Awesome
LineEX: Data Extraction from Scientific Line Charts
This repo contains code and models for the LineEX system, (link paper), which extracts data from scientific line charts. We adapt existing vision transformers and pose detection methods and showcase significant performance gains over existing SOTA baselines. We also propose a new loss function and present its effectiveness against existing loss functions.
The LineEX pipeline consists of three modular stages, which can be used independent from each other.

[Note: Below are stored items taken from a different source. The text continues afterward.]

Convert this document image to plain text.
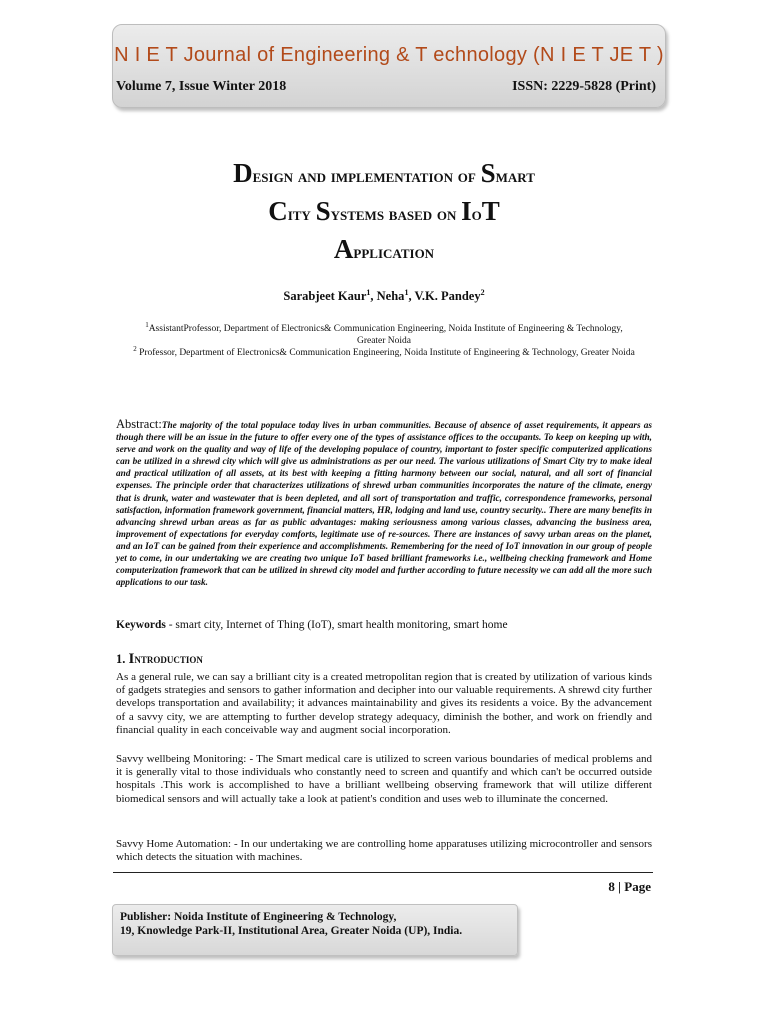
N I E T Journal of Engineering & T echnology (N I E T JE T )
Volume 7, Issue Winter 2018	ISSN: 2229-5828 (Print)
Design and implementation of Smart
City Systems based on IoT
Application
Sarabjeet Kaur$^1$, Neha$^1$, V.K. Pandey$^2$
$^1$AssistantProfessor, Department of Electronics& Communication Engineering, Noida Institute of Engineering & Technology, Greater Noida
$^2$ Professor, Department of Electronics& Communication Engineering, Noida Institute of Engineering & Technology, Greater Noida
Abstract:The majority of the total populace today lives in urban communities. Because of absence of asset requirements, it appears as though there will be an issue in the future to offer every one of the types of assistance offices to the occupants. To keep on keeping up with, serve and work on the quality and way of life of the developing populace of country, important to foster specific computerized applications can be utilized in a shrewd city which will give us administrations as per our need. The various utilizations of Smart City try to make ideal and practical utilization of all assets, at its best with keeping a fitting harmony between our social, natural, and all sort of financial expenses. The principle order that characterizes utilizations of shrewd urban communities incorporates the nature of the climate, energy that is drunk, water and wastewater that is been depleted, and all sort of transportation and traffic, correspondence frameworks, personal satisfaction, information framework government, financial matters, HR, lodging and land use, country security.. There are many benefits in advancing shrewd urban areas as far as public advantages: making seriousness among various classes, advancing the business area, improvement of expectations for everyday comforts, legitimate use of re-sources. There are instances of savvy urban areas on the planet, and an IoT can be gained from their experience and accomplishments. Remembering for the need of IoT innovation in our group of people yet to come, in our undertaking we are creating two unique IoT based brilliant frameworks i.e., wellbeing checking framework and Home computerization framework that can be utilized in shrewd city model and further according to future necessity we can add all the more such applications to our task.
Keywords - smart city, Internet of Thing (IoT), smart health monitoring, smart home
1. Introduction
As a general rule, we can say a brilliant city is a created metropolitan region that is created by utilization of various kinds of gadgets strategies and sensors to gather information and decipher into our valuable requirements. A shrewd city further develops transportation and availability; it advances maintainability and gives its residents a voice. By the advancement of a savvy city, we are attempting to further develop strategy adequacy, diminish the bother, and work on friendly and financial quality in each conceivable way and augment social incorporation.
Savvy wellbeing Monitoring: - The Smart medical care is utilized to screen various boundaries of medical problems and it is generally vital to those individuals who constantly need to screen and quantify and which can't be occurred outside hospitals .This work is accomplished to have a brilliant wellbeing observing framework that will utilize different biomedical sensors and will actually take a look at patient's condition and uses web to illuminate the concerned.
Savvy Home Automation: - In our undertaking we are controlling home apparatuses utilizing microcontroller and sensors which detects the situation with machines.
8 | Page
Publisher: Noida Institute of Engineering & Technology,
19, Knowledge Park-II, Institutional Area, Greater Noida (UP), India.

They are :
- Keypoint Extraction
- Chart Element Detection and Text Extraction
- Keypoint Grouping, Legend Mapping and Datapoint Scaling
Usage
Clone this repository:
git clone https://github.com/Shiva-sankaran/LineEX.git
cd LineEX
Install the dependencies:
conda env create -f environment.yml
conda activate LineEX
Download weights and data
Weights and data will be placed at the correct folders
Set corresponding DATA_flag(True/False) to download a particular data set.
chmod +x download.sh
./download.sh -T False -V False -L True # To download only the test data
UPDATE: Dataset moved to here.
UPDATE: Weights can be found here
Testing
Each of the modules can be used separately, or the entire pipeline can be called at once to extract the desired information. Output is stored in the corresponding directory
Overall
python pipeline.py --input_path = sample_input/
Keypoint detection
cd modules/KP_detection
python run.py
Chart element detection
cd modules/CE_detection
python run.py
Evaluation
Refer to the paper for more information about the metrics
Overall
Overall metrics is essentially the metric for grouping and legend mapping
cd modules/Grouping_legend_mapping
python eval.py
Keypoint detection
cd modules/KP_detection
python eval.py
Chart element detection
cd modules/CE_detection
python run.py
Training
Keypoint Extraction
cd modules/KP_detection
python -m torch.distributed.launch --nproc_per_node=3 --node_rank=0 train.py --vit_arch xcit_small_12_p16 --batch_size 42 --input_size 288 384 --hidden_dim 384 --vit_dim 384 --num_workers 24 --vit_weights https://dl.fbaipublicfiles.com/xcit/xcit_small_12_p16_384_dist.pth --alpha 0.99
Chart Element Detection and Text Extraction
cd modules/CE_detection
python -m torch.distributed.launch train.py --coco_path path_to_data
TBA
Need to change data paths
Citation
Shivasankaran, V. P., Muhammad Yusuf Hassan, and Mayank Singh. "LineEX: Data Extraction from Scientific Line Charts." 2023 IEEE/CVF Winter Conference on Applications of Computer Vision (WACV). IEEE, 2023.